O vereador Chico Macena (PT) classificou a atitude de Alckmin como "típica de tucano". "Toda a incapacidade do governo, ele quer colocar atrás desse biombo de acusar a greve de política eleitoreira", disse. Ele ainda ressaltou que a diretoria do Sindicato dos Metroviários de São Paulo não é formada por integrantes de filiados ao PT. "Se ele pensou no PT, além de tudo é desinformado", argumentou.

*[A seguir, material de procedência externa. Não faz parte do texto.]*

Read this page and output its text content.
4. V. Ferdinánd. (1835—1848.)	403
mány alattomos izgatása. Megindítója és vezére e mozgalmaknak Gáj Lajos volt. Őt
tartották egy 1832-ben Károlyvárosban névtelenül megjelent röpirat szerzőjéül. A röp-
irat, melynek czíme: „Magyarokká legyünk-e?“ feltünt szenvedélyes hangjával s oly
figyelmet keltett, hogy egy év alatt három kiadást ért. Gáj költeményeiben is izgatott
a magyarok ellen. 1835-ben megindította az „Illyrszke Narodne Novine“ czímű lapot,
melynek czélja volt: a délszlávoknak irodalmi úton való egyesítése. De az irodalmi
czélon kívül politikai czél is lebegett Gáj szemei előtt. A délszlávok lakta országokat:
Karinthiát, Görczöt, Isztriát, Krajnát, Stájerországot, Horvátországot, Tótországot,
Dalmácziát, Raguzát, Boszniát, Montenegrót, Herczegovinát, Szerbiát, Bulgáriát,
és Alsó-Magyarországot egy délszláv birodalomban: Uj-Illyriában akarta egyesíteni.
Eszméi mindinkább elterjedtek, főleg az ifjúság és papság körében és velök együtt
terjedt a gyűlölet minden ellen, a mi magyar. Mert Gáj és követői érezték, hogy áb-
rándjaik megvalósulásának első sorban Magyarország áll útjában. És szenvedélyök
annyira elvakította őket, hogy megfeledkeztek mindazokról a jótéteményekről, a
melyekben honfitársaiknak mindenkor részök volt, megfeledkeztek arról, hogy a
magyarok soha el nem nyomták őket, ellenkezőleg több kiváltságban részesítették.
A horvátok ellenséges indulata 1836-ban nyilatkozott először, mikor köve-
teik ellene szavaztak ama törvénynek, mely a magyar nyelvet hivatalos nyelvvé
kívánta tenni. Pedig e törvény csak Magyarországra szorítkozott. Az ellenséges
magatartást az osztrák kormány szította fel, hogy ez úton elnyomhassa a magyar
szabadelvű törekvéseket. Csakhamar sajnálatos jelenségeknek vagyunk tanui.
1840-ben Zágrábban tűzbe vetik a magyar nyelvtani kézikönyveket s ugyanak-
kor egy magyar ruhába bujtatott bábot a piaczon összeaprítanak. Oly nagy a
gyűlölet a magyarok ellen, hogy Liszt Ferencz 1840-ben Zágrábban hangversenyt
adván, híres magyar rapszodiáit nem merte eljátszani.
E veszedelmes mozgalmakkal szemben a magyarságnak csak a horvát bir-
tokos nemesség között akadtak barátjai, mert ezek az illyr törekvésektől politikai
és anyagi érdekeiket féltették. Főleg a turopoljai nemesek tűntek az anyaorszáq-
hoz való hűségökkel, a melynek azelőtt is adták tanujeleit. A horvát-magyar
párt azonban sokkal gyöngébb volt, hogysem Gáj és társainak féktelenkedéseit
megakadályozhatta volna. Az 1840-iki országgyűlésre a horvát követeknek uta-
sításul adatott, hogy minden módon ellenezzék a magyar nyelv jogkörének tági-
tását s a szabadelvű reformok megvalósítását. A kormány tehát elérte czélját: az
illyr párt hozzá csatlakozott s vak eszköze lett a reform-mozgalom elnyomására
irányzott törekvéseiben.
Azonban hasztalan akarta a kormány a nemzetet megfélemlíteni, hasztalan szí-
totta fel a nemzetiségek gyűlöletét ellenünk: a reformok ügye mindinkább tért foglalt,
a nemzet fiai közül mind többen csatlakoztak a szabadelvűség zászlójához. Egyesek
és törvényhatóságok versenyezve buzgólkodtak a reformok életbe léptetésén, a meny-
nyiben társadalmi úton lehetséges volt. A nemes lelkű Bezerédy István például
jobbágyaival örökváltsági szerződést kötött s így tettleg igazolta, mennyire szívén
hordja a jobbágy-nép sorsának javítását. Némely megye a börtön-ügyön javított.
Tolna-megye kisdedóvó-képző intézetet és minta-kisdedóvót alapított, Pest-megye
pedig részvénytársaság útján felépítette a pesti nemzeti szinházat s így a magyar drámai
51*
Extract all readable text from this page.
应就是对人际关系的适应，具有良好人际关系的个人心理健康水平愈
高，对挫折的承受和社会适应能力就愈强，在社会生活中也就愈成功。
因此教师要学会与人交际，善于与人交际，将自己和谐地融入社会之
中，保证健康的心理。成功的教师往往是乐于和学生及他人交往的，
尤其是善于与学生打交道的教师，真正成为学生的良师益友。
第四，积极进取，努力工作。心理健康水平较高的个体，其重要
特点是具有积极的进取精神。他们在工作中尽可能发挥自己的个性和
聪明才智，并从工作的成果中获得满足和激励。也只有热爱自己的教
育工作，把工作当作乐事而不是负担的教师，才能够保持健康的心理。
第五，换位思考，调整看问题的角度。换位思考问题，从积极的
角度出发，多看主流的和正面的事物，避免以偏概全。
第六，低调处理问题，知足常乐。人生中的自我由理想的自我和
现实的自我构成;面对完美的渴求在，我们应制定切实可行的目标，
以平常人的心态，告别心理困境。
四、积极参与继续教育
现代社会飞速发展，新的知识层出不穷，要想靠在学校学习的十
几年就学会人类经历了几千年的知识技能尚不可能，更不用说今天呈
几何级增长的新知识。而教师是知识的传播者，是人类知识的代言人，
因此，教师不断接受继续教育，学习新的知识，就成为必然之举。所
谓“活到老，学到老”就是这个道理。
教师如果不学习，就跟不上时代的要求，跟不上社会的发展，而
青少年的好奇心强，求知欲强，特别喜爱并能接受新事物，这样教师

O secretário de comunicação do sindicato confirmou. Segundo Santos, existem membros do sindicato filiados a diversos partidos. "O secretário de Patrimônio (Messias Justino dos Santos) é filiado ao PPS, por exemplo, base aliada ao governo do Alckmin", afirmou. "O presidente do sindicato Altino (Altino de Melo Prazeres Júnior), é filiado ao PSTU; o vice-presidente (Sérgio Renato da Silva Magalhães), ao Psol; e o secretário-geral Pasin (Paulo Roberto Veneziani Pasin), ao Psol", listou Santos, que não é filiado a partidos políticos.
Macena ainda criticou que o PSDB está no governo de São Paulo há cerca de 20 anos e os problemas de transporte e trânsito continuam agudos. "É um jeito de ele se defender", concluiu.
A greve
A greve do metrô - com exceção da Linha Amarela - e de algumas linhas dos trens metropolitanos de São Paulo é motivada por melhores condições salariais. Os sindicatos do Metrô e da Companhia de Trens Metropolitanos reivindicam um reajuste salarial de 5,13%, enquanto o oferecido é de apenas 1,5%. Por conta da parada das linhas, o congestionamento chegou a mais de 200 km na capital paulista, recorde do ano, segundo a Companhia de Engenharia de Tráfego (CET).
De acordo com o Sindicato dos Metroviários, foi apresentada uma proposta ao governo de catraca-livre, que evitaria a paralisação, mas não foi aceita pelo risco de lotação das plataformas e incidentes.